= George Derville Rowlandson =

British painter (1861–1928)

George Derville Rowlandson (1861-1928) was a British painter. He is best known for his equestrian portraits. Some of his work can be found at the Museum of Polo and Hall of Fame in Lake Worth, Florida.

Rowlandson was born on 11 December 1861 in Secunderabad, Madras, India, the son of George Rowlandson an Indian Army colonel, and studied at the Gloucester Art School as well as the Westminster School of Art, London, and in Paris. He first worked as an illustrator, contributing works to The Illustrated London News between 1897 and 1900 and the English Illustrated Magazine from 1899 to 1900. He then exhibited oil paintings and watercolours at the British Institution and the Royal Institute of Painters in Watercolours between 1911 and 1918.

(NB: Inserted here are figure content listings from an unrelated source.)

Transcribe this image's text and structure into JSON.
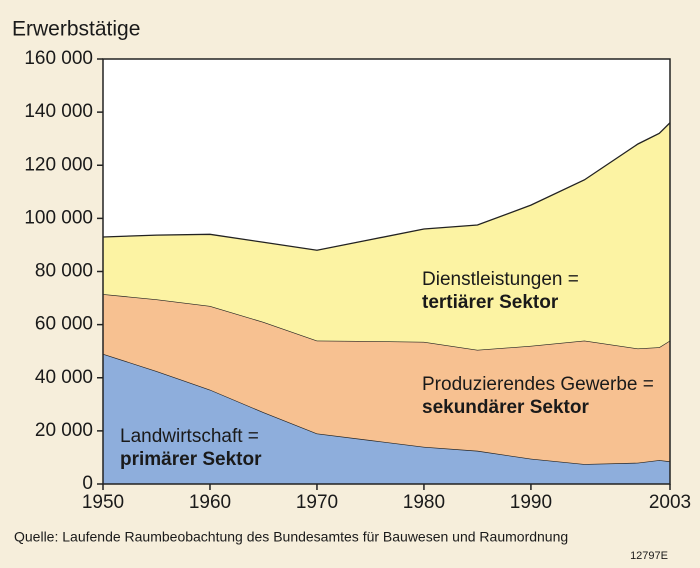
{
  "chart_data": {
    "type": "stacked-area",
    "title": "Erwerbstätige",
    "source": "Quelle: Laufende Raumbeobachtung des Bundesamtes für Bauwesen und Raumordnung",
    "code": "12797E",
    "x": [
      1950,
      1955,
      1960,
      1965,
      1970,
      1975,
      1980,
      1985,
      1990,
      1995,
      2000,
      2002,
      2003
    ],
    "series": [
      {
        "name": "Landwirtschaft =",
        "sector": "primärer Sektor",
        "color": "#8eaedc",
        "values": [
          49000,
          42500,
          35500,
          27000,
          19000,
          16500,
          14000,
          12500,
          9500,
          7500,
          8000,
          9000,
          8500
        ]
      },
      {
        "name": "Produzierendes Gewerbe =",
        "sector": "sekundärer Sektor",
        "color": "#f7c191",
        "values": [
          22500,
          27000,
          31500,
          34000,
          35000,
          37300,
          39500,
          38000,
          42500,
          46500,
          43000,
          42500,
          45500
        ]
      },
      {
        "name": "Dienstleistungen =",
        "sector": "tertiärer Sektor",
        "color": "#fcf3a3",
        "values": [
          21500,
          24200,
          27000,
          30000,
          34000,
          38200,
          42500,
          47000,
          53000,
          60500,
          77000,
          80500,
          82000
        ]
      }
    ],
    "xlim": [
      1950,
      2003
    ],
    "xticks": [
      1950,
      1960,
      1970,
      1980,
      1990,
      2003
    ],
    "ylim": [
      0,
      160000
    ],
    "yticks": [
      0,
      {
        "value": 20000,
        "label": "20 000"
      },
      {
        "value": 40000,
        "label": "40 000"
      },
      {
        "value": 60000,
        "label": "60 000"
      },
      {
        "value": 80000,
        "label": "80 000"
      },
      {
        "value": 100000,
        "label": "100 000"
      },
      {
        "value": 120000,
        "label": "120 000"
      },
      {
        "value": 140000,
        "label": "140 000"
      },
      {
        "value": 160000,
        "label": "160 000"
      }
    ]
  }
}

G.D.Rowlandson painted figure scenes, sporting subjects, landscapes and animals in both oils and watercolours. He is best known for his equestrian portraits, hunting scenes and military subjects and was one of the first official First World War artists.

In 1898 he married Manuela Francis Annie Cooke, daughter of Philip Cooke, a solicitor, in Newent, Gloucestershire. They had two sons George Philip, born in 1899 and Paulin Edward, born in 1904. The elder son died in action in 1918 during the First World War. The inscription chosen for George Philip's gravestone in Belgium was "GOD IS LOVE".

Rowlandson died on 23 December 1928, aged 67, in Hammersmith, London.